その表情から真司は、ようやく何が起こったのかを察した。
「・・・・いつ?」
「シンジが病院を出て数分して急変したって」
「そんなに急に...」
言葉はそれ以上には出て来なかった。
 
真司は、脱いだコートを手にしたまま、立ち尽くしていた。
 
明確な感情は湧かなかった。
味も匂いも、色も無い時間が経過する。
薄暗い玄関ホールの冷たい空気の中を、時計の音だけが進んでいく。
「大丈夫?」
明日香は顔を覗き込むようにして、声をかける。
真司には明日香のそうした気遣いが妙に遠く感じられた。
長い確執の一つの終局。明日香にとっては、既に決着していたことなのだろ
うか。むしろ決着している、そう思い込もうとしていたのは真司の方ではな
かったか。決着したかのように見せる労苦を知らずに負い込んでいたのは、
真司自身が選んだ事ではなかったか。
真司を気遣う明日香は、真司のそうした思考には全く関係していない様に見
える。

後ろめたさ。どこか煩わしい。

そんな感情を打ち消そうとして、真司は明日香に微笑んだ。
だが真司を見た明日香は、思わず両の手で口を覆う。
「なに?」
真司は怪訝そうに訊ねるが、明日香の視線に気が付き、自分の頬を触ってみ
る。

涙が止めど無く流れ落ちていた。

そうして鳴咽が知らずのどを突き動かし漏れた。
泣いている自分を真司の意識は世界から外れた冷たい場所から眺めていた。
ようやく悲しみが湧きあがってきた。
いや、正確には、今感じている「これ」が悲しみというものだと言う認知に
過ぎなかった。


 
数分後、真司は、ようやく落ち着きを取り戻したように見えた。
だが、真司自身の心の中の状態はいささかも変わってはいなかった。
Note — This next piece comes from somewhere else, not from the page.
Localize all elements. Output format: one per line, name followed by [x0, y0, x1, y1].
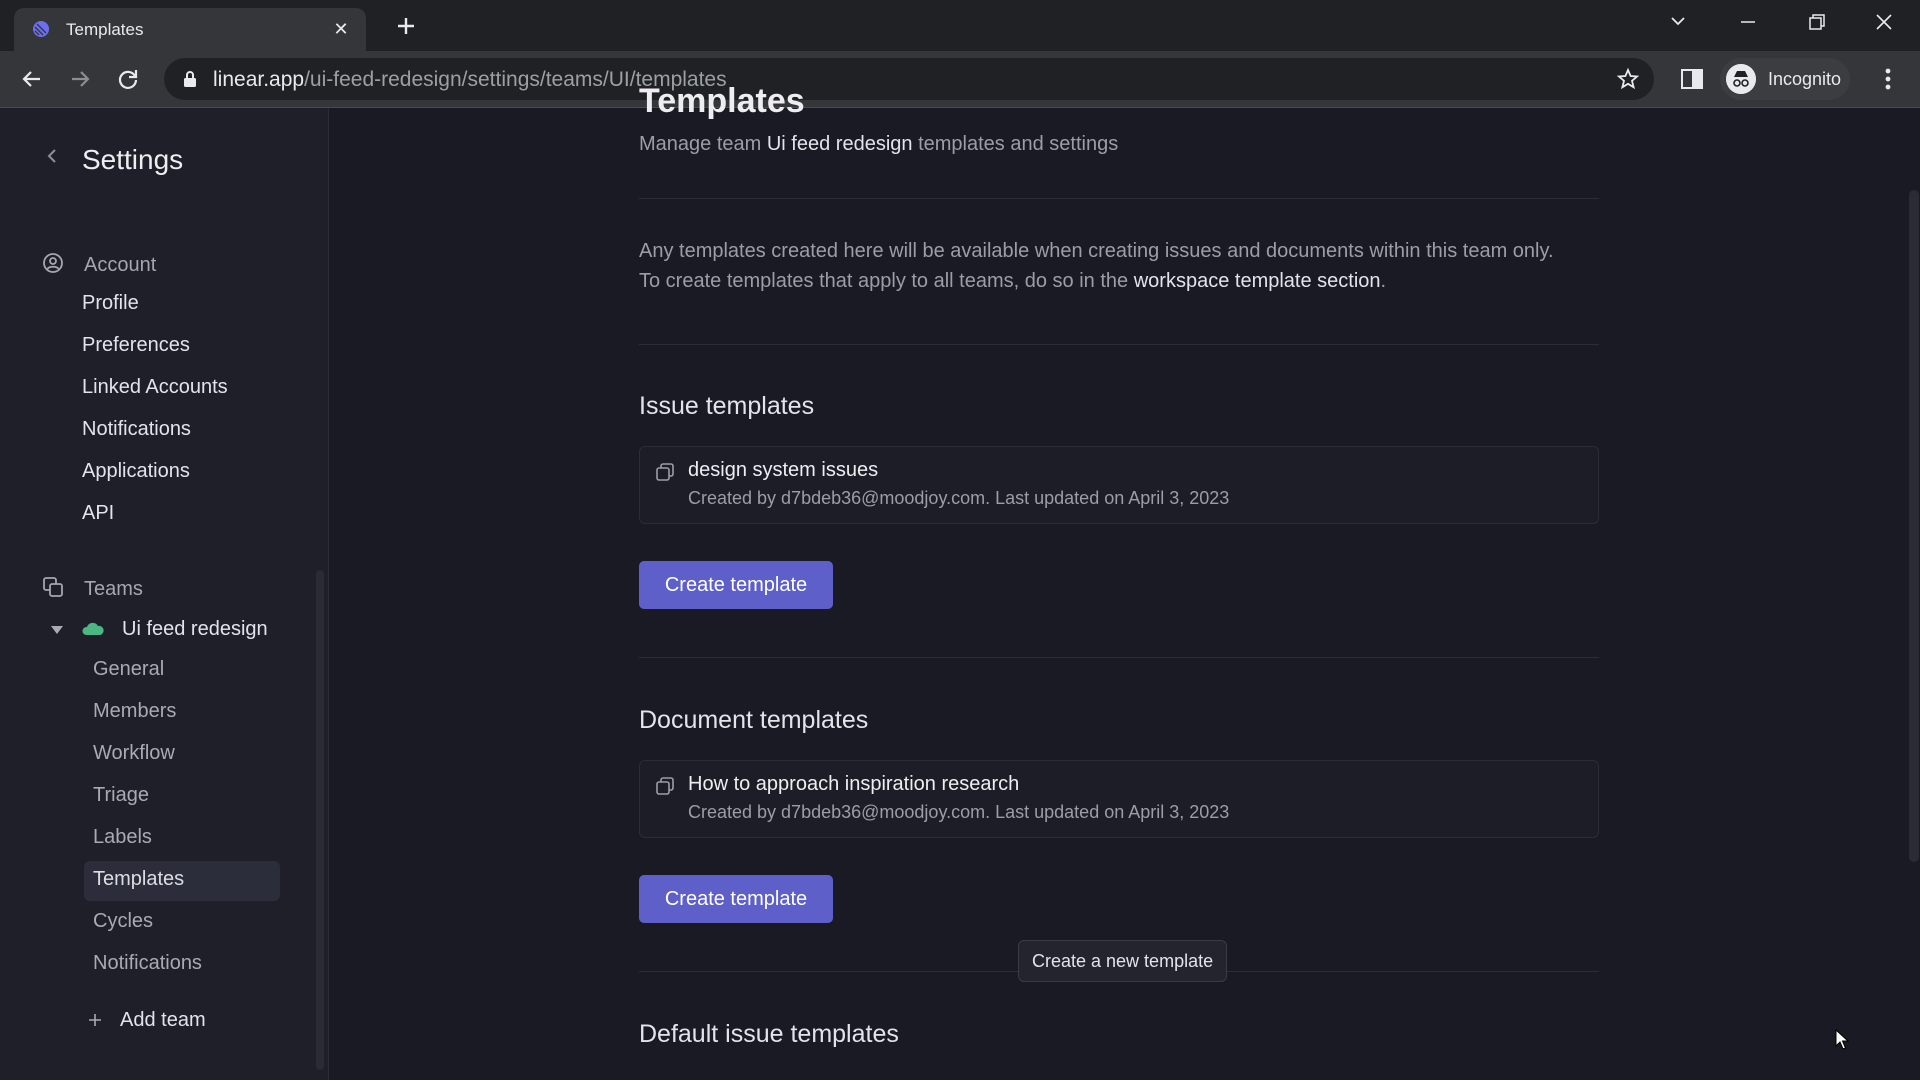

感情は
肉体を捉え、そこにはっきりとした表現を齎しながら退いて行っただけだ。
 


明日香は通夜と告別式の場所と時刻を告げていた。
 
真司は気が付くと、スケジュールの遣り繰りを考えている。例の件で客先に
行くアポ、その前に部長にネゴって置く必要、等など。
それが妙におかしかった。

第弐章に続く。

ども(~_~;)。お久しぶりでございます。しのぱです。
えーっと、あの〜、これ新シリーズになります(笑)。
っつーか、ほんの寄り道のつもりで短編として書き始めたら、
『膨張した』(*^^*)
ってぇわけで、結局、全部書き上げるのを断念して連載にしたという(汗)。

そんで、一応、「やおい」ものになる予定です。その手のものに抵抗力の
無いかたには、ちとアレかも知れません。